El tema es que esa gente no nació así. Nadie nace así. Pero tampoco son un accidente. Cuando por torpeza te comés el marco de una puerta y dejás tu brazo en carne viva, eso es un accidente. Pero cuando, sin que te hayas chocado con nada, te aparece un bulto debajo de la piel, eso es un síntoma: la manifestación externa de un fenómeno que ya estaba teniendo lugar, aunque no nos diésemos cuenta.

El Indio Solari viene diciendo desde hace décadas —desde los primeros borradores de El delito americano— que nadie estará en mejores condiciones de heredar este mundo nuestro, así como está y lo padecemos, que los psicópatas. No es una expresión de deseo, claro, sino una observación desapasionada. En los ’80 la idea me hubiese sonado a boutade, el alarde de un visionario amateur. Hoy suena a descripción quirúrgica de un fenómeno evidente. Está claro que nadie prospera más en este sistema que los inescrupulosos, sin el menor respeto por la ley o norma ética alguna, que son capaces de cualquier cosa con tal de salirse con la suya. Si buscás las características clínicas de estos personajes, vas a descubrir que describen a Cierta Gente Que Conocés, y a la perfección: encanto superficial, falsedad o falta de sinceridad, ausencia de remordimiento y vergüenza, egocentrismo patológico y carencia de empatía, tendencia a mentir de forma patológica, insensibilidad en las relaciones interpersonales, estilo de vida parasitario, comportamiento irresponsable.

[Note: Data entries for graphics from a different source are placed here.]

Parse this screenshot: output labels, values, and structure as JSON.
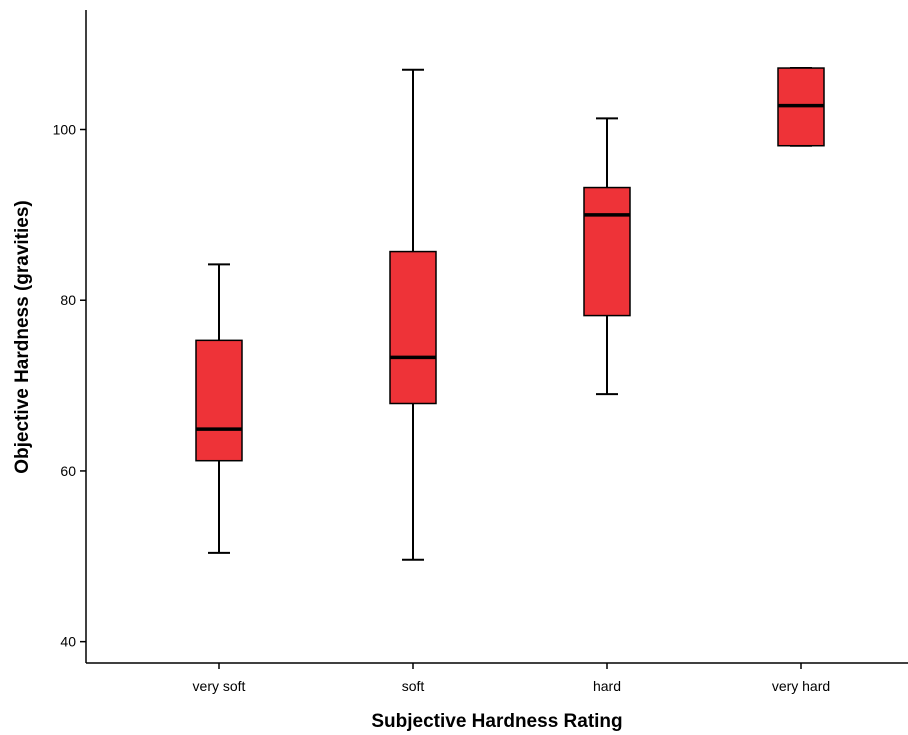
{
  "chart_data": {
    "type": "boxplot",
    "xlabel": "Subjective Hardness Rating",
    "ylabel": "Objective Hardness (gravities)",
    "categories": [
      "very soft",
      "soft",
      "hard",
      "very hard"
    ],
    "boxes": [
      {
        "category": "very soft",
        "min": 50.4,
        "q1": 61.2,
        "median": 64.9,
        "q3": 75.3,
        "max": 84.2
      },
      {
        "category": "soft",
        "min": 49.6,
        "q1": 67.9,
        "median": 73.3,
        "q3": 85.7,
        "max": 107.0
      },
      {
        "category": "hard",
        "min": 69.0,
        "q1": 78.2,
        "median": 90.0,
        "q3": 93.2,
        "max": 101.3
      },
      {
        "category": "very hard",
        "min": 98.1,
        "q1": 98.1,
        "median": 102.8,
        "q3": 107.2,
        "max": 107.2
      }
    ],
    "ylim": [
      37.5,
      114
    ],
    "yticks": [
      40,
      60,
      80,
      100
    ],
    "grid": false,
    "colors": {
      "box_fill": "#ee3338",
      "stroke": "#000000",
      "background": "#ffffff"
    }
  }
}
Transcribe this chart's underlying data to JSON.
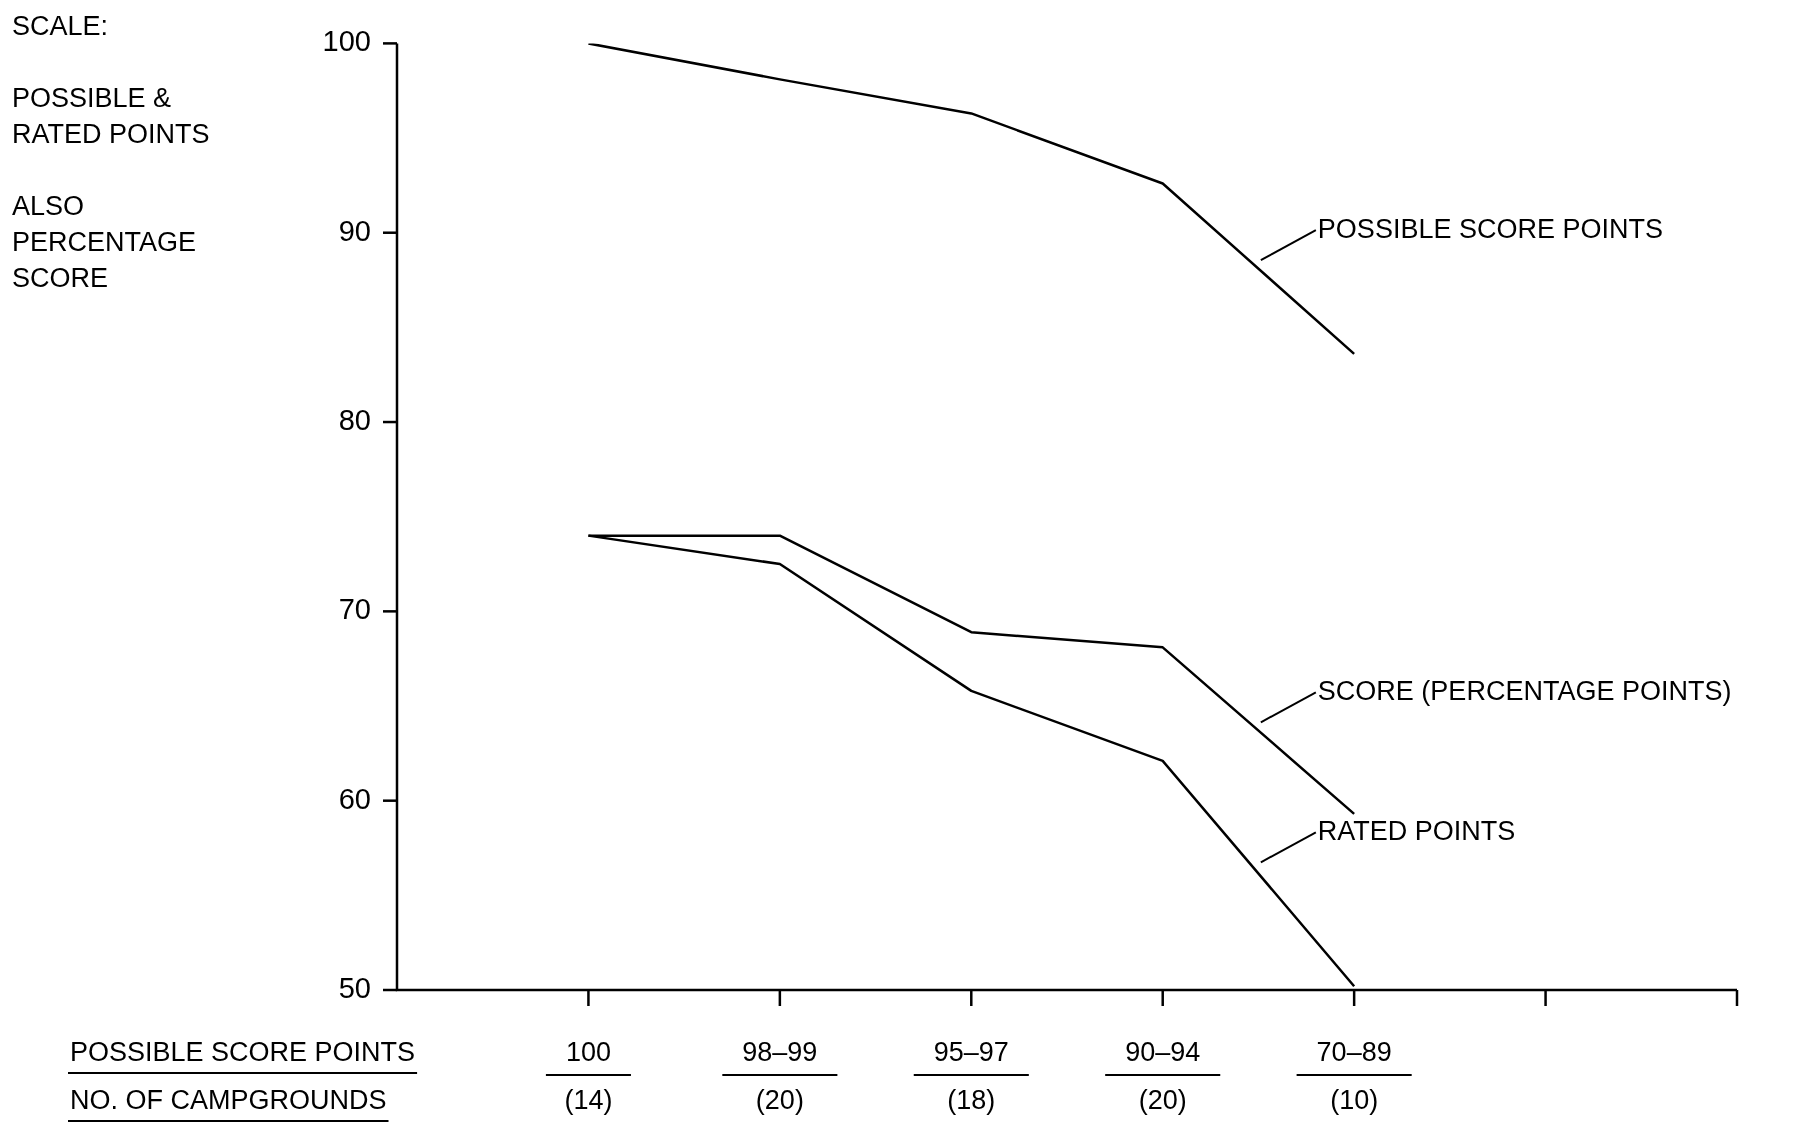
{
  "chart_data": {
    "type": "line",
    "ylabel": "SCALE:\n\nPOSSIBLE & RATED POINTS\n\nALSO PERCENTAGE SCORE",
    "categories": [
      null,
      "100\n(14)",
      "98–99\n(20)",
      "95–97\n(18)",
      "90–94\n(20)",
      "70–89\n(10)",
      null,
      null
    ],
    "series": [
      {
        "name": "POSSIBLE SCORE POINTS",
        "color": "#000000",
        "values": [
          null,
          100,
          98.1,
          96.3,
          92.6,
          83.6,
          null,
          null
        ]
      },
      {
        "name": "SCORE (PERCENTAGE POINTS)",
        "color": "#000000",
        "values": [
          null,
          74,
          74,
          68.9,
          68.1,
          59.3,
          null,
          null
        ]
      },
      {
        "name": "RATED POINTS",
        "color": "#000000",
        "values": [
          null,
          74,
          72.5,
          65.8,
          62.1,
          50.2,
          null,
          null
        ]
      }
    ],
    "annotations": [
      "POSSIBLE SCORE POINTS",
      "NO. OF CAMPGROUNDS"
    ],
    "ylim": [
      50,
      100
    ],
    "yticks": [
      50,
      60,
      70,
      80,
      90,
      100
    ],
    "grid": false,
    "legend": "right",
    "marker": "none"
  }
}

Esta es la gente que brota como hongos en estos días, llamando la atención por su incapacidad de seguir las consignas de las autoridades sanitarias y por exponer a sus congéneres al daño. Quedan a la vista, flagrantes, porque el sistema al que hasta ayer se adaptaban hizo crisis, se pinchó, y en un contexto donde debería primar la solidaridad, se los pita por offside en las primeras jugadas. La gran lección de hoy es el proverbial elefante en el bazar, una monstruosidad que consume casi todo nuestro espacio y nuestro oxígeno y a la cual ya no podemos seguir fingiendo que no vemos: para la humanidad entera, no hay virus más mortal que el capitalismo salvaje.

 La mano invisible del mercado es la primera que te suelta ante el primer peligro para volar a su bunker o palacete, y arreglate. Lo grave no es tanto el coronavirus, sino el hecho de que el neoliberalismo hizo mierda todos los sistemas de salud y no estamos en condiciones de darle a la gente una mínima atención. Por eso el chiste que dice que el producto mejor terminado del capitalismo es el pobre de derecha, porque vota a quien lo caga («Son como los perros», decía Cooke, «cuidan la mansión pero duermen afuera»), aunque ingenioso, resulta incompleto y por lo tanto equívoco, en tanto induce al error.

El producto más puro del capitalismo, su progenie concebida de modo natural, son los y las psicópatas que no pueden pensar más que en sí mismos.



Por defecto profesional, no puedo dejar de admirar cuán eficiente es un virus como recurso narrativo. Lo metés en cualquier narración y funciona, porque remueve toda hojarasca, se lleva puestos los grises molestos que enturbian la escena y deja planteado el drama en términos de blanco deslumbrante y negro carbón. Lo mismo que veníamos gritando desde hace años sin que nos diesen bola, ahora resuena claro y lo escucha el mundo entero, porque la vida de todos depende de ello. El virus es como ese truco que te permite leer el mensaje que había sido escrito con tinta invisible, y del cual depende toda la trama. Un texto legible, ahora, que describe lo que el capitalismo salvaje venía haciendo sin que nadie le parase el carro: privilegiar a pocos y abandonar a las mayorías a la enfermedad, la desesperación y la muerte.

Lo que estamos padeciendo no es tanto el coronavirus como las consecuencias del neoliberalismo. Que apenas se lo permitimos —porque bajamos la guardia, o porque lo votamos—, agarra el hacha y elige como blanco los sistemas de salud y educación, condenados y decapitados en tanto «gasto innecesario». Fíjense cuán perverso es el sistema, que lo primero que hace es despojarnos de aquellos servicios que en situaciones como la presente marcan la diferencia entre vida y muerte. Sin servicios de salud pública y sin la educación adecuada —una formación en la noción esencial de comunidad, de la generosidad como regla número uno de toda convivencia—, estamos fritos.